Proposal to restructure the specification
Hi @bigbio/collaborators and all SDRF-Proteomics contributors,
SDRF-Proteomics is growing, which is great news! More datasets are being deposited in ProteomeXchange, and new use cases continue to emerge, requiring support. The SDRF community is actively working on multiple specifications, templates, and annotation guidelines for different analytical methods and experimental designs, including metaproteomics, affinity proteomics, bacterial proteomics, crosslinking datasets, and more.
At the same time, we are receiving an increasing number of questions about metadata annotation—such as how to describe patient preconditions or how to annotate tumor size. While expanding the specification to accommodate these needs is important, we must ensure that the core specification remains maintainable and user-friendly. We also want to avoid the challenges of managing multiple overlapping GitHub PRs, branches, and forks against a single document, which can make integration difficult.
To address these challenges, I propose the following structured approach for the SDRF-Proteomics specification (Figure 1):
Main SDRF-Proteomics Specification
This document defines the purpose of the format, supported ontologies, column structures, and the core rules governing SDRF-Proteomics. It also includes multiple main templates associated with it.
Guidelines for Specific Use Cases
These guidelines define the structure, rules, and standardization for specific use cases, analytical methods, and experimental designs. For example, we are developing SDRF-Metaproteomics to standardize how metaproteomics datasets should be structured. These guidelines are independent of the main document but remain linked to it, with corresponding templates (e.g., Gut Metaproteomics).
Sample Metadata Guidelines
These guidelines are not tied to a specific experiment type or analytical method but provide a standardized approach to capturing metadata for different sample types. For instance, we could define best practices for recording patient preconditions across all human disease samples in SDRF. These guidelines serve as recommendations and tutorials rather than mandatory specification rules.
Versioning Proposal
To maintain clarity in updates, I propose the following versioning approach:
- Major release
X.0.0 → Y.0.0: When we introduce changes to the Main SDRF-Proteomics Specification (1). - Minor release
X.Y.0 → X.Y+1.0: When we update or add new Guidelines for Specific Use Cases (2). - Patch release
X.Y.Z → X.Y.Z+1: When we refine Sample Metadata Guidelines (3) or make small updates to - existing guidelines.

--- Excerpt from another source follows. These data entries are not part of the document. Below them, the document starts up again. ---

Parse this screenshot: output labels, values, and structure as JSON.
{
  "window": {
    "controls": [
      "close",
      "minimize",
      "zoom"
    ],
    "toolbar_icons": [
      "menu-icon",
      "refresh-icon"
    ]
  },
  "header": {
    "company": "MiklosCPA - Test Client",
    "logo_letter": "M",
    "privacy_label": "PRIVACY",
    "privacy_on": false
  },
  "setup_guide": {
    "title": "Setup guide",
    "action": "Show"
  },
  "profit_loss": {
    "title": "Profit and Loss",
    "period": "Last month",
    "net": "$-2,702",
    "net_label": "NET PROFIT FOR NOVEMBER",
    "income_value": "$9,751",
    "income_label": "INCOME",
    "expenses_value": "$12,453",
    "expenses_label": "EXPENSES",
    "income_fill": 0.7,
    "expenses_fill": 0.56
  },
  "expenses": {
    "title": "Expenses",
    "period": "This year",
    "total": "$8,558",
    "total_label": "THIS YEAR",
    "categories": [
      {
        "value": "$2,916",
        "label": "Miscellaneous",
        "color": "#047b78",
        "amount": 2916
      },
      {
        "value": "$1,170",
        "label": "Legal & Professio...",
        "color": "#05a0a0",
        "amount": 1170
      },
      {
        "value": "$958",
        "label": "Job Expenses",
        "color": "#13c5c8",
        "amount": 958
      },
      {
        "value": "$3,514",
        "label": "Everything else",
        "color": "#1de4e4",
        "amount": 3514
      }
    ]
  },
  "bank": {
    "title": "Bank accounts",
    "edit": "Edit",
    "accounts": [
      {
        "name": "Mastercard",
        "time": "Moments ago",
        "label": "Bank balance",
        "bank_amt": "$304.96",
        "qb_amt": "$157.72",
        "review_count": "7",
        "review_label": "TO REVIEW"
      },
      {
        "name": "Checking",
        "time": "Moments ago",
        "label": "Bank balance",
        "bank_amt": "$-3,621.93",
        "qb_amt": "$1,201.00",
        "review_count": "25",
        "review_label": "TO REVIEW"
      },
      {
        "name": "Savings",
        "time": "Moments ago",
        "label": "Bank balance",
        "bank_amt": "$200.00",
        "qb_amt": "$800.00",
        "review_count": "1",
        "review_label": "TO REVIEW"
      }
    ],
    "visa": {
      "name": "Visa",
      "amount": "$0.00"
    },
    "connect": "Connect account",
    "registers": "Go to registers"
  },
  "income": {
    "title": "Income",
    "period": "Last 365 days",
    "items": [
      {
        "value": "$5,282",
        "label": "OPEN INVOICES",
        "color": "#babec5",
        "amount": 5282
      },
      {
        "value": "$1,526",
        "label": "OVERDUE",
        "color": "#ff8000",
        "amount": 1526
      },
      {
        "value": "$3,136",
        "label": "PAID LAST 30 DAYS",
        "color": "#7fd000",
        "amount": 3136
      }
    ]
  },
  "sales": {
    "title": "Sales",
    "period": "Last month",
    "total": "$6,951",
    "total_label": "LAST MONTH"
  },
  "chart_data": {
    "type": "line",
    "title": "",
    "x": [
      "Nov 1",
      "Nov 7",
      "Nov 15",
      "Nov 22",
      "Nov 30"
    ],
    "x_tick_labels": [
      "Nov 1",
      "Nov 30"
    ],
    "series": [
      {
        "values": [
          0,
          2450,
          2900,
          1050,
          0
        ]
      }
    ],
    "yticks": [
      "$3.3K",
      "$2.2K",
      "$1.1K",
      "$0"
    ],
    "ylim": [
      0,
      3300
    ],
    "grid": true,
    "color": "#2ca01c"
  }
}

This structured approach ensures that SDRF-Proteomics remains flexible, scalable, and easy to maintain while supporting the growing needs of the community.
Looking forward to your thoughts and feedback!
Sounds like a good idea!
As part of this process it may be worth considering steps to ensure that all annotations here (and perhaps on PX?) remain valid or get updated when the specification is updated. This seems like it would require a clear set of rules to quickly determine which guidelines apply to which SDRF files, programmatically. Sounds tedious but could be useful.
Then we could also think about validators implementing the corresponding "pluggable" logic for specific use cases, i.e. basically the machine-readable version of the specification, like e.g. pydantic rules. However, that's probably a topic for a separate discussion.
If we do manage to split it into well-defined chunks, we can think also if it would be beneficial to version them independently. I feel like most of them would almost never change after being added, though.
I think we have some people in the past interested in modifying the validator to pydantic rules (https://github.com/bigbio/sdrf-pipelines/issues/159), as you said @levitsky this is a different discussion. I don't know how much has been done, but we can trigger the discussion if you are interested and try to find a student or we can do it all together in a hackathon. But, good point as the number of rules, and templates continue growing a programmatic way is needed for rules.